Some school district trustees signaled they wanted to move forward with the plan, fearing inaction is making the mental health and academic crisis worse.
"I am very disappointed that this board is not willing to start by putting their name on it saying 'we know it's not perfect, we know it may not happen and that things can change, but we're not going to stand in the middle of the road looking both ways waiting for a car to hit us because we're too afraid to make a decision,'" said Trustee Chris Garvey during the virtual meeting.
The governor revealed on Tuesday a 9-year-old Clark County student recently took their own life.
The American Academy of Pediatrics revealed earlier this year that prolonged isolation can have lasting social and emotional impacts on children leading to depression and even suicide.
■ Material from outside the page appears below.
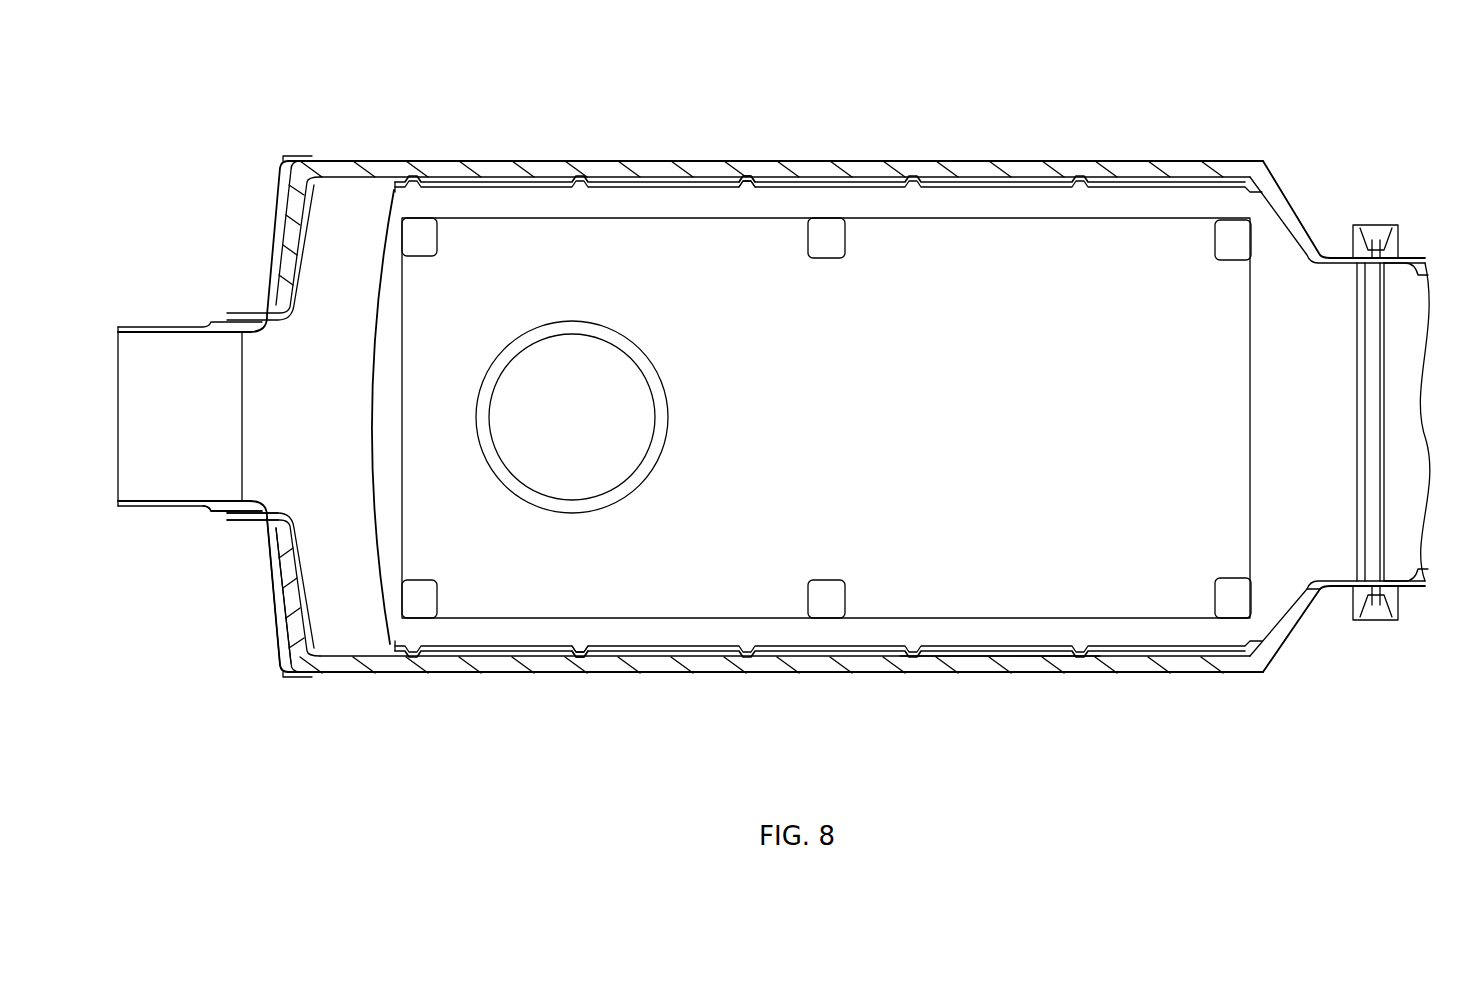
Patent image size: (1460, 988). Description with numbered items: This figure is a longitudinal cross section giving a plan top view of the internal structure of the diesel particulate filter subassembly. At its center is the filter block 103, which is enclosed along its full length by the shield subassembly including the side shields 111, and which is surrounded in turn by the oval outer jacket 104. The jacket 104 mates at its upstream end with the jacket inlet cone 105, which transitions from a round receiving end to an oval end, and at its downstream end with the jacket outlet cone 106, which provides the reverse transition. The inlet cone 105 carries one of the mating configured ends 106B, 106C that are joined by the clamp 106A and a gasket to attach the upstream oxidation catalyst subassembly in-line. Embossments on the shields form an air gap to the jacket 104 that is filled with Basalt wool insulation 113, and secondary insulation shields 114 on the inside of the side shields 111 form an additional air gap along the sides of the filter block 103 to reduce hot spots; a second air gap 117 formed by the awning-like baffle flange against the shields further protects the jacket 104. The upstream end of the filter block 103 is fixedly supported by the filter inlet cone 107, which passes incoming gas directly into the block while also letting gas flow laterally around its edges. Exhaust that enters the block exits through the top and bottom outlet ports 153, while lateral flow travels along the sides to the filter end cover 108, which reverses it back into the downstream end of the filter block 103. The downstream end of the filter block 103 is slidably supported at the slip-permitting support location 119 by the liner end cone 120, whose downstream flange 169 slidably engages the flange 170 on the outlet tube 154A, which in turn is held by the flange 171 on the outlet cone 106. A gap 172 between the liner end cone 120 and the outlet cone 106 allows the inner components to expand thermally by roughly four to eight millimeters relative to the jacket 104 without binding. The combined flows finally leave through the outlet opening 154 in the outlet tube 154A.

"I fear that we have basically committed all of our children to be in isolation for the rest of the school year no matter what comes through," said Trustee Garvey.
Trustees made more recommendations for the plan but for now, most Clark County School District classrooms remain closed.
It is unclear when the board may bring the plan to a vote again.
The Clark County School District Board of Trustees discussed during a Thursday meeting whether or not schools should change to a hybrid plan this school year.
Several of the trustees shared their thoughts on the proposed hybrid plan and moved to delay their vote on the plan amid the rising coronavirus cases in Southern Nevada.
CCSD Board of Trustee Chris Garvey said she was disappointed no action was going to be taken on Thursday and fellow Trustee Linda Young said she supports a pause on the hybrid vote but thanked staff and parents for their responses regarding the proposed plan.
Earlier on Thursday, Trustee-elect Katie Williams told 13 Action News that she is all about the kids and doesn't want anyone to get COVID-19. She also said she believes getting kids back in the classroom outweighs the potential risks.